Corn Development Phases and their Impact on Potential Yield

The condition of the U.S. corn crop improved slightly last week amid several episodes of showers moving across the Corn Belt. I think the rains helped to stabilize the crop for the time being. They also ushered in cooler temperatures, at least for this week, and there are some additional chances of rain. There were some reports of damage from the strong storms, but I think the rainfall was beneficial overall. The rains did not solve all the dry concerns and additional rainfall will be needed.

Whenever we get toward the end of June, there is always a lot of speculation about what the weather will be like during pollination. The U.S. corn crop this year might reach 50% pollination on July 15-16-17. Pollination is the most important time for corn of course, but several weeks prior to pollination and several weeks after pollination are also very important. The size of the ear is determined prior to pollination and the number of kernels filled successfully is determined after pollination.
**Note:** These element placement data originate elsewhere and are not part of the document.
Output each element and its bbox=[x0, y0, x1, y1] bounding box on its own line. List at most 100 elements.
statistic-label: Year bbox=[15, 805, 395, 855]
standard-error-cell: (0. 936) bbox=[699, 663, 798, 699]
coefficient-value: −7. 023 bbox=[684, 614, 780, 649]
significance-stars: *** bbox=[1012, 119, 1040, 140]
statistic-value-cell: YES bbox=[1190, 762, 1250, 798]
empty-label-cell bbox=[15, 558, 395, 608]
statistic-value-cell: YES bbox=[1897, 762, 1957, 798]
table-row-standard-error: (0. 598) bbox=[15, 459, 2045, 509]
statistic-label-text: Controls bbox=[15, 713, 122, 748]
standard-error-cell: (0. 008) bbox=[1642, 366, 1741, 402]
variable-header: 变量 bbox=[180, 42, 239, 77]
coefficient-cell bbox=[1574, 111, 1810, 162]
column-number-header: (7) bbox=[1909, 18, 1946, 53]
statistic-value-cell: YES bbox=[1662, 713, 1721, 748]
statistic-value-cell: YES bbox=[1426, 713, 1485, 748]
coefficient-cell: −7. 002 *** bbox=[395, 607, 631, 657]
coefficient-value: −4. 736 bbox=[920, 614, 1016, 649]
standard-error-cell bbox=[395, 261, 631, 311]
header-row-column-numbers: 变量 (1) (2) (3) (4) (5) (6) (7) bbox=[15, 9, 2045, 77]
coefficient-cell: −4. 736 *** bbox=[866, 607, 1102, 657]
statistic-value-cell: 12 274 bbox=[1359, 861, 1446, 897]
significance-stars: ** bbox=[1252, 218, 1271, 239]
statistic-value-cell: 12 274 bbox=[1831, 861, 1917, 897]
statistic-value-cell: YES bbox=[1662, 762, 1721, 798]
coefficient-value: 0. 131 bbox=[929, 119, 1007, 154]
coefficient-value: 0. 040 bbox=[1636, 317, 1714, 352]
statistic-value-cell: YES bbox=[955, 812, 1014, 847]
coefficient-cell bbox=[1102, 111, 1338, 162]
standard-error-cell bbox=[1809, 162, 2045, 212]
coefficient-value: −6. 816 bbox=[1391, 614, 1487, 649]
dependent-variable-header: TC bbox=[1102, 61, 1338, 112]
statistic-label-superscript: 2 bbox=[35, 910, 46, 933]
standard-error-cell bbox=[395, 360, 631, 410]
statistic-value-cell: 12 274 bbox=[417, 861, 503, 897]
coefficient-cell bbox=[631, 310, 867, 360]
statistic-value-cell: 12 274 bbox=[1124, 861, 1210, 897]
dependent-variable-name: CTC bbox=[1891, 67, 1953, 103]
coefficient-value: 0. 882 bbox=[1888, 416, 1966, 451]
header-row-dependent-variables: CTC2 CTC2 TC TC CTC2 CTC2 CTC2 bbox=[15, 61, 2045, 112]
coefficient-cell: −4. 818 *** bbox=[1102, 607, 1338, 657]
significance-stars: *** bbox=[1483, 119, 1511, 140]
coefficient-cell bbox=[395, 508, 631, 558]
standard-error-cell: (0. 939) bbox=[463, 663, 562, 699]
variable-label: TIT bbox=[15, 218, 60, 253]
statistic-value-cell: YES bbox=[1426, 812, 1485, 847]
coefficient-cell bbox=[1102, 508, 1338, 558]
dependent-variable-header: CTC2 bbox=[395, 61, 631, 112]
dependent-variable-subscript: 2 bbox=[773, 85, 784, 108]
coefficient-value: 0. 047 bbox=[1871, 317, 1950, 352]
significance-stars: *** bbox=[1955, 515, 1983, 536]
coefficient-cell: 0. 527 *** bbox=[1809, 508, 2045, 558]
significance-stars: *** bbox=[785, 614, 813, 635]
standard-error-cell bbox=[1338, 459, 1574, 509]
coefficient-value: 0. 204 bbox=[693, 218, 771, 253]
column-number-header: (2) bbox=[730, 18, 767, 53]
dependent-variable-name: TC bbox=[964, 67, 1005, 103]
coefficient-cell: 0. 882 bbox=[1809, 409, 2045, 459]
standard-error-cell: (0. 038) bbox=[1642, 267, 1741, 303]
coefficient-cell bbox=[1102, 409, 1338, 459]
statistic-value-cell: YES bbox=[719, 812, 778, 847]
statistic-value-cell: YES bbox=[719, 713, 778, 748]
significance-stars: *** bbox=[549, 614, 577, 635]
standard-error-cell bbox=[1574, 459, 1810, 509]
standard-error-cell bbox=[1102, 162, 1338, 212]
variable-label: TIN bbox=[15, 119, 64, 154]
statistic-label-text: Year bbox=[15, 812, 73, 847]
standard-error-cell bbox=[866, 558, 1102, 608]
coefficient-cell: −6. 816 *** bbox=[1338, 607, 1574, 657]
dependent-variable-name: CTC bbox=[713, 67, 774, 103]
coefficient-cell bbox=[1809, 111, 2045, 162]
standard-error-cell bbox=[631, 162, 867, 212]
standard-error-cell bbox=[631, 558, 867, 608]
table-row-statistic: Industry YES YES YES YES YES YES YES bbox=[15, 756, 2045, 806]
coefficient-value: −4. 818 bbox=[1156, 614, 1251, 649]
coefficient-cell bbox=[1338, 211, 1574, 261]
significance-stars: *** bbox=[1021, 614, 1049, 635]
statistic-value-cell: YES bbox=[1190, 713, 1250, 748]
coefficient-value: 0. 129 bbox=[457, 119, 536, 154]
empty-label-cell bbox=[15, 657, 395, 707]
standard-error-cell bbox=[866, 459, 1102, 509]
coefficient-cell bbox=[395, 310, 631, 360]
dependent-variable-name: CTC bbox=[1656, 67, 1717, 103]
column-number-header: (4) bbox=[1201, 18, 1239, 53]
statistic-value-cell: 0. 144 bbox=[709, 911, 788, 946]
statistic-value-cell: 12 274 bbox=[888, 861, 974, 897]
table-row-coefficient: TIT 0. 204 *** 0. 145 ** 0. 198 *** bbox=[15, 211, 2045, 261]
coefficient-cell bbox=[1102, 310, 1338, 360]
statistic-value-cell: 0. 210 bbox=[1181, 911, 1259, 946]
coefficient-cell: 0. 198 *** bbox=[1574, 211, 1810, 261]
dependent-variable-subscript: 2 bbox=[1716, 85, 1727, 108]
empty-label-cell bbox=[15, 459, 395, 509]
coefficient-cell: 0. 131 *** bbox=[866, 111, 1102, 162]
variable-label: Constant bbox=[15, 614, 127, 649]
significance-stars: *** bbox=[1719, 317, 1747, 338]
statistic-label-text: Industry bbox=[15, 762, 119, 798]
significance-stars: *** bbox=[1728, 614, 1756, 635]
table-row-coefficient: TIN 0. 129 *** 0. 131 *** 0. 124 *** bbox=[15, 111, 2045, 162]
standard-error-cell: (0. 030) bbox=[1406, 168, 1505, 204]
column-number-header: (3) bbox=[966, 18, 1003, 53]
Number of rows of kernels - The number of rows around the ear is determined starting when the plant has 5 leaves and it ends when there are about 8 leaves. Therefore, several weeks prior to pollination, the number of rows of kernels has been set. Any significant moisture stress during this period can result in a low number of rows of kernels. The average number of rows is usually about 16. If the conditions are very good, there might be 18 or 20 rows. If the conditions are very bad, there might be 12 or 14 rows.

Number of kernels per row - The length of the ear, or the number of kernels per row, is determined starting when there about 12 leaves and ending at about 15 leaves. This is basically when the plant has reached full height, but prior to pollination. Moisture stress during this period can result in shorter than average ear lengths.

Pollination - The most important period for corn is the approximately 10-day period when the crop is pollinating. The ideal situation during pollinating would be cool and sunny days with plenty of soil moisture. The worst condition would be a combination of hot and dry conditions. If it is too hot and dry, the pollen shedding period may be shorter than normal and the emergence of the silks may be delayed. The pollen shedding period may end before all the silks have emerged resulting in the "nick" being off. The "nick" is the timing between when there is live pollen and receptive silks. A lot of things can go wrong during pollination, so it needs to be closely monitored.

Grain filling - Once the corn has pollinated, the plant still needs adequate moisture to fill all the kernels. If it turns hot and dry after pollination, there may be kernel abortion at the tip of the ear, or what is called tip-back. If the plant runs out of moisture before the filling process is complete, the kernels may be shallow and light weight resulting in lower yields. The ideal situation would be for a slow and long period of grain filling. Those conditions would result in deep and heavy kernels and high yields.

Since we are discussing pollination, one of the concerns this year will be the corn in the eastern Corn Belt that had to be replanted due to spotty stands or being drown out. This very late planted corn probably won't pollinate until August when there is a greater possibility of hot and dry conditions.